Since we reached the end of the list, we thus obtain for the foldr … ([], []) [], the 2-tuple ([], []):

(1:y, x)
    where (x, y) = (4:y', x')
          (x', y') = (2:y'', x'')
          (x'', y'') = (5:y''', x''')
          (x''', y''') = ([],[])

So x''' = [] and y''' = [], so thus this is resolved to:

(1:y, x)
    where (x, y) = (4:y', x')
          (x', y') = (2:y'', x'')
          (x'', y'') = (5:[], [])
          (x''', y''') = ([],[])

so x'' = [5] and y'' = []:

(1:y, x)
    where (x, y) = (4:y', x')
          (x', y') = (2:[], [5])
          (x'', y'') = (5:[], [])
          (x''', y''') = ([],[])

so x' = [5] and y' = [2]:

(1:y, x)
    where (x, y) = (4:[5], [2])
          (x', y') = (2:[], [5])
          (x'', y'') = (5:[], [])
          (x''', y''') = ([],[])

so x = [4, 5] and y = [2] so eventually we obtain:

(1:[2], [4,5])
    where (x, y) = (4:[5], [2])
          (x', y') = (2:[], [5])
          (x'', y'') = (5:[], [])
          (x''', y''') = ([],[])

so the result is the expected ([1,2], [4,5]).


Approximately,

foldr (\a ~(x,y) -> (a:y,x)) ([],[]) [a,b,c,d,e]
=
let g a ~(x,y) = (a:y,x) in
g a $ g b $ g c $ g d $ g e ([],[])
=
g a $ g b $ g c $ g d $ ([e],[])
=
g a $ g b $ g c $ ([d],[e])
=
g a $ g b $ ([c,e],[d])
=
g a $ ([b,d],[c,e])
=
([a,c,e],[b,d])

But truly,

foldr (\a ~(x,y) -> (a:y,x)) ([],[]) [a,b,c,d,e]
=
let g a ~(x,y) = (a:y,x) in
g a $ foldr g ([],[]) [b,c,d,e]
=
(a:y,x) where 
    (x,y) = foldr g ([],[]) [b,c,d,e]
=
(a:y,x) where 
    (x,y) = (b:y2,x2) where
                 (x2,y2) = foldr g ([],[]) [c,d,e]
=
(a:y,x) where 
    (x,y) = (b:y2,x2) where
                 (x2,y2) = (c:y3,x3) where
                                (x3,y3) = (d:y4,x4) where
                                               (x4,y4) = (e:y5,x5) where
                                                              (x5,y5) = ([],[])

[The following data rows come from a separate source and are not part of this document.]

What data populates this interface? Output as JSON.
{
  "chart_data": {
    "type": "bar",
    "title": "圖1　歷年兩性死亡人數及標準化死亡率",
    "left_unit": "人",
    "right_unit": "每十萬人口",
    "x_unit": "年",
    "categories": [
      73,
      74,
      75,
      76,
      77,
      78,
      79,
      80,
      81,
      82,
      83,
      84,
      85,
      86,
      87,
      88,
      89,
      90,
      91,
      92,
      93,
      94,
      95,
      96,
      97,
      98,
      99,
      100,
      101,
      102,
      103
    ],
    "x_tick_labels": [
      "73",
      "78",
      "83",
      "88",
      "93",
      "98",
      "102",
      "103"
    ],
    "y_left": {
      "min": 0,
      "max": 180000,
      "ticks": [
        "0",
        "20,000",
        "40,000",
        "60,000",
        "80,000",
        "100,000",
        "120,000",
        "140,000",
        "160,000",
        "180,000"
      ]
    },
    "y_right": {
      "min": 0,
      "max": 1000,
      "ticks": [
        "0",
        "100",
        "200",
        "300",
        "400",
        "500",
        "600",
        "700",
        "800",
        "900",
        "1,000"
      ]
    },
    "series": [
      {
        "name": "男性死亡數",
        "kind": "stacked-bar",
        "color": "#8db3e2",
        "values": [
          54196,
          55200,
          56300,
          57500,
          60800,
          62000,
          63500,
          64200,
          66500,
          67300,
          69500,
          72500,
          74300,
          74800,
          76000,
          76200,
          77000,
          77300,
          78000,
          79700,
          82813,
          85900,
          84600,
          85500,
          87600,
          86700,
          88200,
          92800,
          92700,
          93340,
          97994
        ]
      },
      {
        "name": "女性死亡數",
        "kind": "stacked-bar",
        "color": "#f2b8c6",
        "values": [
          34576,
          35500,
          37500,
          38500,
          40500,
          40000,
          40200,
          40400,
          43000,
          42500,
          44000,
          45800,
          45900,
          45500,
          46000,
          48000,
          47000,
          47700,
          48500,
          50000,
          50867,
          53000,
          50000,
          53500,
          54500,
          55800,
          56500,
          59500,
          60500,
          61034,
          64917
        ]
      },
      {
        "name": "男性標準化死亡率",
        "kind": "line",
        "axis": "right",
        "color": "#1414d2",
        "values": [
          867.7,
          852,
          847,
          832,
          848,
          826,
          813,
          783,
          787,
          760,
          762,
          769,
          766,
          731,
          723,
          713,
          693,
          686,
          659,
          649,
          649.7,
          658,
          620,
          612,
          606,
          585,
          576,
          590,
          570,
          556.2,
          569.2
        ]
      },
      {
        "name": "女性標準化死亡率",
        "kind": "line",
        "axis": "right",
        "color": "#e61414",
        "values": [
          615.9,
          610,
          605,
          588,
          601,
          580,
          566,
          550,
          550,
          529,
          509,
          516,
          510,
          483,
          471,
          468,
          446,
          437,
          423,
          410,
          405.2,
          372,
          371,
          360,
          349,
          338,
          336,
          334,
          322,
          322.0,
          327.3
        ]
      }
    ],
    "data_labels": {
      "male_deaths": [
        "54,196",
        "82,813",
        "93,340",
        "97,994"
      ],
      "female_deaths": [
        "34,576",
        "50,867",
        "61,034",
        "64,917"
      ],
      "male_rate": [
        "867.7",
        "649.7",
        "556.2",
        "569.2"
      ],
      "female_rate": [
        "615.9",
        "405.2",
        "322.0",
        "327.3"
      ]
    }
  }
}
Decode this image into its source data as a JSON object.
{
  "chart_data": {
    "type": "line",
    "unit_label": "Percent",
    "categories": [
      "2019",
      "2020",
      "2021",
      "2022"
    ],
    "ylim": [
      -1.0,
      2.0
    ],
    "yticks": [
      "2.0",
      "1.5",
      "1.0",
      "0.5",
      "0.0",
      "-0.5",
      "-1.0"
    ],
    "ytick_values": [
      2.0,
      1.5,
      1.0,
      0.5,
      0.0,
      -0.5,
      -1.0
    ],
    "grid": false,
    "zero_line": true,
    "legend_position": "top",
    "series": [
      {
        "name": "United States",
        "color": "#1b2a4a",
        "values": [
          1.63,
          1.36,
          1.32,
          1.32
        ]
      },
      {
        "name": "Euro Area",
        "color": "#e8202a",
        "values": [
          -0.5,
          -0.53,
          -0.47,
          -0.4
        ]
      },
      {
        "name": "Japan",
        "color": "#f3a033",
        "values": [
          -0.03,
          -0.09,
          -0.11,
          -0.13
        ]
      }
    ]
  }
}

which is forced in the top-down manner by access (if and when), being progressively fleshed-out as, e.g.,

=
(a:x2,b:y2) where 
                 (x2,y2) = (c:y3,x3) where
                                (x3,y3) = (d:y4,x4) where
                                               (x4,y4) = (e:y5,x5) where
                                                              (x5,y5) = ([],[])
=
(a:c:y3,b:x3) where 
                                (x3,y3) = (d:y4,x4) where
                                               (x4,y4) = (e:y5,x5) where
                                                              (x5,y5) = ([],[])
=
(a:c:x4,b:d:y4) where 
                                               (x4,y4) = (e:y5,x5) where
                                                              (x5,y5) = ([],[])
=
(a:c:e:y5,b:d:x5) where 
                                                              (x5,y5) = ([],[])
=
(a:c:e:[],b:d:[]) 

but it could be that the forcing will be done in a different order, depending on how it is called, e.g.

print . (!!1) . snd $ foldr (\a ~(x,y) -> (a:y,x)) ([],[]) [a,b,c,d,e]
print . (!!2) . fst $ foldr (\a ~(x,y) -> (a:y,x)) ([],[]) [a,b,c,d,e]

etc.


edit: to address the questions about the lazy pattern, it is done for proper laziness of the resulting function:

  • foldr with the combining function which is strict in its second argument, encodes recursion, which is bottom-up. The result of recursively processing the rest of the list is constructed first, and the head portion of the result is combined with that, afterwards.

  • foldr with the combining function which is lazy in its second argument, encodes corecursion, which is top-down. The head portion of the resulting value is constructed first, and the rest is filled out later. It is very reminiscent of tail recursion modulo cons, in Prolog and elsewhere. Lazy evaluation as a concept came from "CONS should not evaluate its arguments"; TRMC does not evaluate the second argument to the constructor until later, which is what really matters.